But McCann of the Vermont Law School disabused that notion, calling that strategy “short-lived at best.”
And it became clear from the sudden speed and intensity of the negotiations to bring back the regular officials that Commissioner Goodell and the owners took the impact of their decision to field replacement officials personally and hard.
“No matter how money-driven fans think Roger Goodell and the owners are, they are human beings … [and] they do have pride in what they do,” writes ESPN columnist Darren Rovell. “They do know just how bad that call and the reaction surrounding it was.”
While the league could not reasonably call out its own replacements on the Monday night call, the deal to bring back the regular officials, in retrospect, became the league’s mea culpa to fans.
The new labor agreement will be sent to the union membership on Friday for approval, but the deal, in essence, is this: The officials, who are part time, will see their pay will go up from $149,000 a year to $205,000 by 2019. In return, the NFL received the option to start hiring full-time, full-year officials next year in order to increase flexibility by bringing more younger officials into a league that has seen the average age of its officials steadily increase.
The fact that the NFL was able to reach a deal so quickly, sports experts say, spoke to some basic lessons learned for the league.
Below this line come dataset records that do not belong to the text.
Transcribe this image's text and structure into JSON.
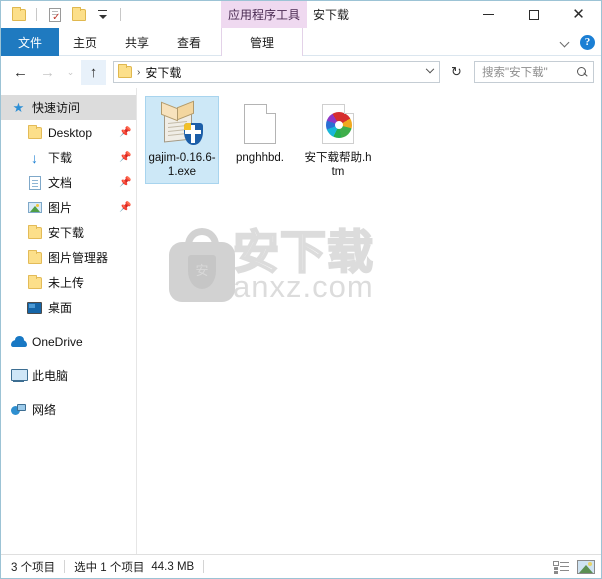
{
  "window": {
    "title": "安下载",
    "contextual_tab_group": "应用程序工具",
    "minimize_label": "最小化",
    "maximize_label": "最大化",
    "close_label": "关闭"
  },
  "quick_access_toolbar": {
    "items": [
      {
        "name": "folder-icon",
        "label": ""
      },
      {
        "name": "properties-icon",
        "label": ""
      },
      {
        "name": "new-folder-icon",
        "label": ""
      },
      {
        "name": "customize-chevron-icon",
        "label": ""
      }
    ]
  },
  "ribbon": {
    "tabs": [
      {
        "label": "文件",
        "active": true
      },
      {
        "label": "主页",
        "active": false
      },
      {
        "label": "共享",
        "active": false
      },
      {
        "label": "查看",
        "active": false
      }
    ],
    "contextual_tab": "管理",
    "collapse_label": "",
    "help_label": "?",
    "accent_color": "#1f7ac0",
    "contextual_color": "#efd9f0"
  },
  "navigation": {
    "back_label": "←",
    "forward_label": "→",
    "recent_label": "⌄",
    "up_label": "↑",
    "breadcrumb": "安下载",
    "breadcrumb_chevron": "›",
    "refresh_label": "↻"
  },
  "search": {
    "placeholder": "搜索\"安下载\""
  },
  "sidebar": {
    "items": [
      {
        "label": "快速访问",
        "icon": "star-icon",
        "level": 0,
        "selected": true,
        "pinned": false
      },
      {
        "label": "Desktop",
        "icon": "folder-icon",
        "level": 1,
        "selected": false,
        "pinned": true
      },
      {
        "label": "下载",
        "icon": "download-icon",
        "level": 1,
        "selected": false,
        "pinned": true
      },
      {
        "label": "文档",
        "icon": "document-icon",
        "level": 1,
        "selected": false,
        "pinned": true
      },
      {
        "label": "图片",
        "icon": "picture-icon",
        "level": 1,
        "selected": false,
        "pinned": true
      },
      {
        "label": "安下载",
        "icon": "folder-icon",
        "level": 1,
        "selected": false,
        "pinned": false
      },
      {
        "label": "图片管理器",
        "icon": "folder-icon",
        "level": 1,
        "selected": false,
        "pinned": false
      },
      {
        "label": "未上传",
        "icon": "folder-icon",
        "level": 1,
        "selected": false,
        "pinned": false
      },
      {
        "label": "桌面",
        "icon": "desktop-icon",
        "level": 1,
        "selected": false,
        "pinned": false
      },
      {
        "label": "OneDrive",
        "icon": "cloud-icon",
        "level": 0,
        "selected": false,
        "pinned": false
      },
      {
        "label": "此电脑",
        "icon": "computer-icon",
        "level": 0,
        "selected": false,
        "pinned": false
      },
      {
        "label": "网络",
        "icon": "network-icon",
        "level": 0,
        "selected": false,
        "pinned": false
      }
    ],
    "pin_glyph": "📌"
  },
  "files": [
    {
      "name": "gajim-0.16.6-1.exe",
      "icon": "installer-package-icon",
      "selected": true
    },
    {
      "name": "pnghhbd.",
      "icon": "blank-document-icon",
      "selected": false
    },
    {
      "name": "安下载帮助.htm",
      "icon": "html-document-icon",
      "selected": false
    }
  ],
  "watermark": {
    "logo_char": "安",
    "chinese": "安下载",
    "domain": "anxz.com"
  },
  "statusbar": {
    "item_count": "3 个项目",
    "selection": "选中 1 个项目",
    "selection_size": "44.3 MB",
    "view_details_label": "详细信息",
    "view_large_icons_label": "大图标"
  }
}
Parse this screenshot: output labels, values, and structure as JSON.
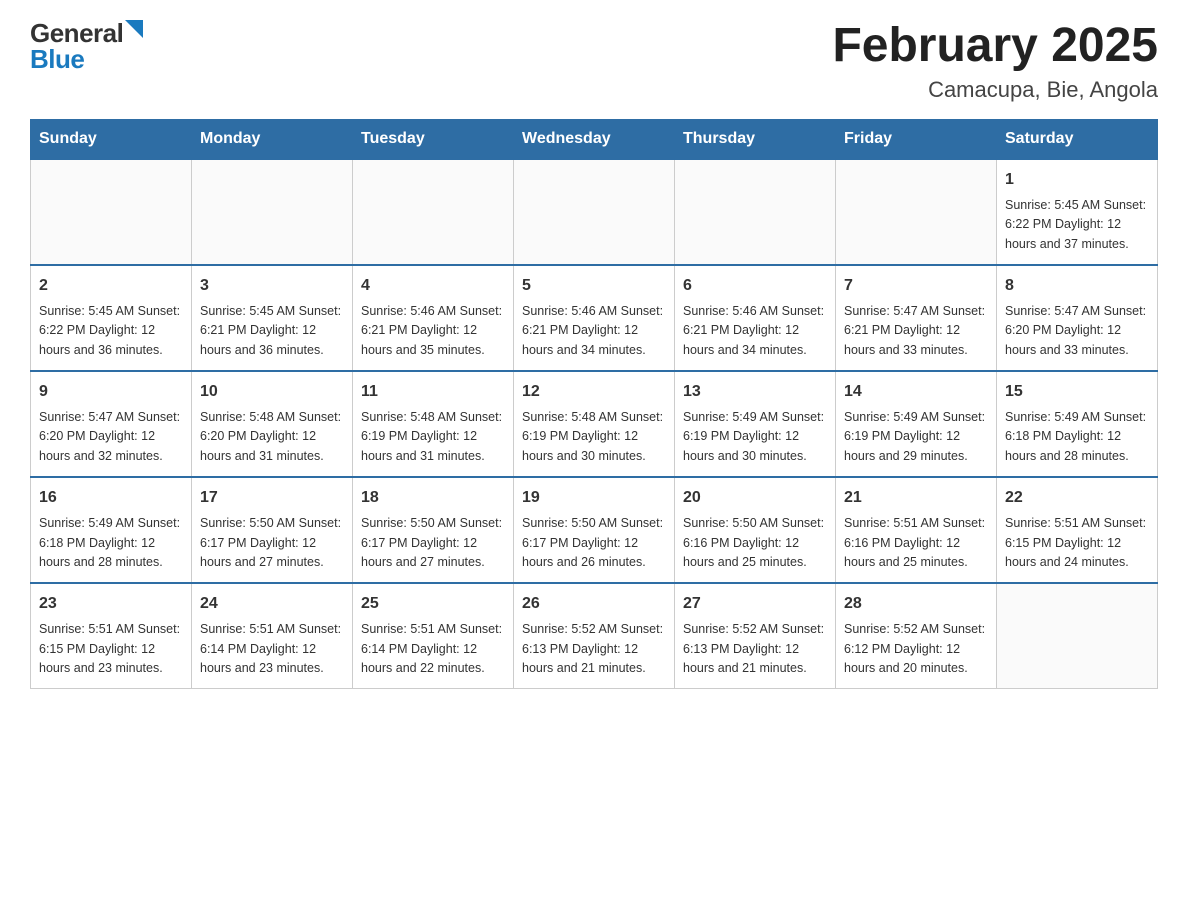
{
  "header": {
    "logo_general": "General",
    "logo_blue": "Blue",
    "title": "February 2025",
    "subtitle": "Camacupa, Bie, Angola"
  },
  "days_of_week": [
    "Sunday",
    "Monday",
    "Tuesday",
    "Wednesday",
    "Thursday",
    "Friday",
    "Saturday"
  ],
  "weeks": [
    [
      {
        "day": "",
        "info": ""
      },
      {
        "day": "",
        "info": ""
      },
      {
        "day": "",
        "info": ""
      },
      {
        "day": "",
        "info": ""
      },
      {
        "day": "",
        "info": ""
      },
      {
        "day": "",
        "info": ""
      },
      {
        "day": "1",
        "info": "Sunrise: 5:45 AM\nSunset: 6:22 PM\nDaylight: 12 hours and 37 minutes."
      }
    ],
    [
      {
        "day": "2",
        "info": "Sunrise: 5:45 AM\nSunset: 6:22 PM\nDaylight: 12 hours and 36 minutes."
      },
      {
        "day": "3",
        "info": "Sunrise: 5:45 AM\nSunset: 6:21 PM\nDaylight: 12 hours and 36 minutes."
      },
      {
        "day": "4",
        "info": "Sunrise: 5:46 AM\nSunset: 6:21 PM\nDaylight: 12 hours and 35 minutes."
      },
      {
        "day": "5",
        "info": "Sunrise: 5:46 AM\nSunset: 6:21 PM\nDaylight: 12 hours and 34 minutes."
      },
      {
        "day": "6",
        "info": "Sunrise: 5:46 AM\nSunset: 6:21 PM\nDaylight: 12 hours and 34 minutes."
      },
      {
        "day": "7",
        "info": "Sunrise: 5:47 AM\nSunset: 6:21 PM\nDaylight: 12 hours and 33 minutes."
      },
      {
        "day": "8",
        "info": "Sunrise: 5:47 AM\nSunset: 6:20 PM\nDaylight: 12 hours and 33 minutes."
      }
    ],
    [
      {
        "day": "9",
        "info": "Sunrise: 5:47 AM\nSunset: 6:20 PM\nDaylight: 12 hours and 32 minutes."
      },
      {
        "day": "10",
        "info": "Sunrise: 5:48 AM\nSunset: 6:20 PM\nDaylight: 12 hours and 31 minutes."
      },
      {
        "day": "11",
        "info": "Sunrise: 5:48 AM\nSunset: 6:19 PM\nDaylight: 12 hours and 31 minutes."
      },
      {
        "day": "12",
        "info": "Sunrise: 5:48 AM\nSunset: 6:19 PM\nDaylight: 12 hours and 30 minutes."
      },
      {
        "day": "13",
        "info": "Sunrise: 5:49 AM\nSunset: 6:19 PM\nDaylight: 12 hours and 30 minutes."
      },
      {
        "day": "14",
        "info": "Sunrise: 5:49 AM\nSunset: 6:19 PM\nDaylight: 12 hours and 29 minutes."
      },
      {
        "day": "15",
        "info": "Sunrise: 5:49 AM\nSunset: 6:18 PM\nDaylight: 12 hours and 28 minutes."
      }
    ],
    [
      {
        "day": "16",
        "info": "Sunrise: 5:49 AM\nSunset: 6:18 PM\nDaylight: 12 hours and 28 minutes."
      },
      {
        "day": "17",
        "info": "Sunrise: 5:50 AM\nSunset: 6:17 PM\nDaylight: 12 hours and 27 minutes."
      },
      {
        "day": "18",
        "info": "Sunrise: 5:50 AM\nSunset: 6:17 PM\nDaylight: 12 hours and 27 minutes."
      },
      {
        "day": "19",
        "info": "Sunrise: 5:50 AM\nSunset: 6:17 PM\nDaylight: 12 hours and 26 minutes."
      },
      {
        "day": "20",
        "info": "Sunrise: 5:50 AM\nSunset: 6:16 PM\nDaylight: 12 hours and 25 minutes."
      },
      {
        "day": "21",
        "info": "Sunrise: 5:51 AM\nSunset: 6:16 PM\nDaylight: 12 hours and 25 minutes."
      },
      {
        "day": "22",
        "info": "Sunrise: 5:51 AM\nSunset: 6:15 PM\nDaylight: 12 hours and 24 minutes."
      }
    ],
    [
      {
        "day": "23",
        "info": "Sunrise: 5:51 AM\nSunset: 6:15 PM\nDaylight: 12 hours and 23 minutes."
      },
      {
        "day": "24",
        "info": "Sunrise: 5:51 AM\nSunset: 6:14 PM\nDaylight: 12 hours and 23 minutes."
      },
      {
        "day": "25",
        "info": "Sunrise: 5:51 AM\nSunset: 6:14 PM\nDaylight: 12 hours and 22 minutes."
      },
      {
        "day": "26",
        "info": "Sunrise: 5:52 AM\nSunset: 6:13 PM\nDaylight: 12 hours and 21 minutes."
      },
      {
        "day": "27",
        "info": "Sunrise: 5:52 AM\nSunset: 6:13 PM\nDaylight: 12 hours and 21 minutes."
      },
      {
        "day": "28",
        "info": "Sunrise: 5:52 AM\nSunset: 6:12 PM\nDaylight: 12 hours and 20 minutes."
      },
      {
        "day": "",
        "info": ""
      }
    ]
  ]
}
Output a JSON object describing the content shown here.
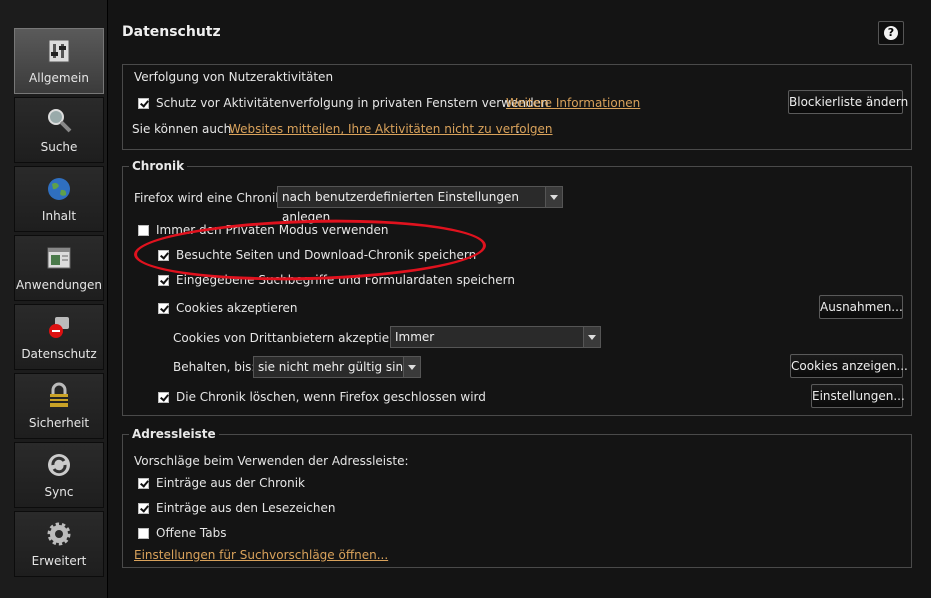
{
  "sidebar": {
    "items": [
      {
        "label": "Allgemein",
        "icon": "switch-icon",
        "active": true
      },
      {
        "label": "Suche",
        "icon": "magnifier-icon",
        "active": false
      },
      {
        "label": "Inhalt",
        "icon": "globe-icon",
        "active": false
      },
      {
        "label": "Anwendungen",
        "icon": "window-icon",
        "active": false
      },
      {
        "label": "Datenschutz",
        "icon": "privacy-mask-icon",
        "active": false
      },
      {
        "label": "Sicherheit",
        "icon": "padlock-icon",
        "active": false
      },
      {
        "label": "Sync",
        "icon": "sync-icon",
        "active": false
      },
      {
        "label": "Erweitert",
        "icon": "gear-icon",
        "active": false
      }
    ]
  },
  "page": {
    "title": "Datenschutz",
    "help_label": "?"
  },
  "tracking": {
    "legend": "Verfolgung von Nutzeraktivitäten",
    "dnt_label": "Schutz vor Aktivitätenverfolgung in privaten Fenstern verwenden",
    "dnt_checked": true,
    "more_info_link": "Weitere Informationen",
    "blocklist_button": "Blockierliste ändern",
    "sentence_prefix": "Sie können auch",
    "sentence_link": "Websites mitteilen, Ihre Aktivitäten nicht zu verfolgen",
    "sentence_suffix": "."
  },
  "history": {
    "legend": "Chronik",
    "mode_label": "Firefox wird eine Chronik:",
    "mode_value": "nach benutzerdefinierten Einstellungen anlegen",
    "private_mode_label": "Immer den Privaten Modus verwenden",
    "private_mode_checked": false,
    "remember_history_label": "Besuchte Seiten und Download-Chronik speichern",
    "remember_history_checked": true,
    "remember_forms_label": "Eingegebene Suchbegriffe und Formulardaten speichern",
    "remember_forms_checked": true,
    "accept_cookies_label": "Cookies akzeptieren",
    "accept_cookies_checked": true,
    "exceptions_button": "Ausnahmen...",
    "third_party_label": "Cookies von Drittanbietern akzeptieren:",
    "third_party_value": "Immer",
    "keep_until_label": "Behalten, bis:",
    "keep_until_value": "sie nicht mehr gültig sind",
    "show_cookies_button": "Cookies anzeigen...",
    "clear_on_close_label": "Die Chronik löschen, wenn Firefox geschlossen wird",
    "clear_on_close_checked": true,
    "settings_button": "Einstellungen..."
  },
  "location_bar": {
    "legend": "Adressleiste",
    "intro": "Vorschläge beim Verwenden der Adressleiste:",
    "history_label": "Einträge aus der Chronik",
    "history_checked": true,
    "bookmarks_label": "Einträge aus den Lesezeichen",
    "bookmarks_checked": true,
    "open_tabs_label": "Offene Tabs",
    "open_tabs_checked": false,
    "suggest_settings_link": "Einstellungen für Suchvorschläge öffnen..."
  },
  "colors": {
    "accent_link": "#d9a25b",
    "annotation_red": "#e0121e",
    "background": "#141414"
  }
}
One is that lockouts should be reserved for situations when there are fundamental and philosophical differences between two sides, not bickering over amounts of money that pale compared with the league’s annual haul.
But most important, the league set aside its reputation for being ready and prepared in order to score ultimately negligible points in a labor dispute with an officials corps that, while perhaps not well liked, had the respect of fans.
By not locking out the officials until the last moment and hiring lower-division college replacement officials to step in, the NFL, in essence, set a trap for itself and came within a few games of seriously damaging the league’s brand in the process.
“The NFL’s mistake was not better preparing for the lockout,” says McCann.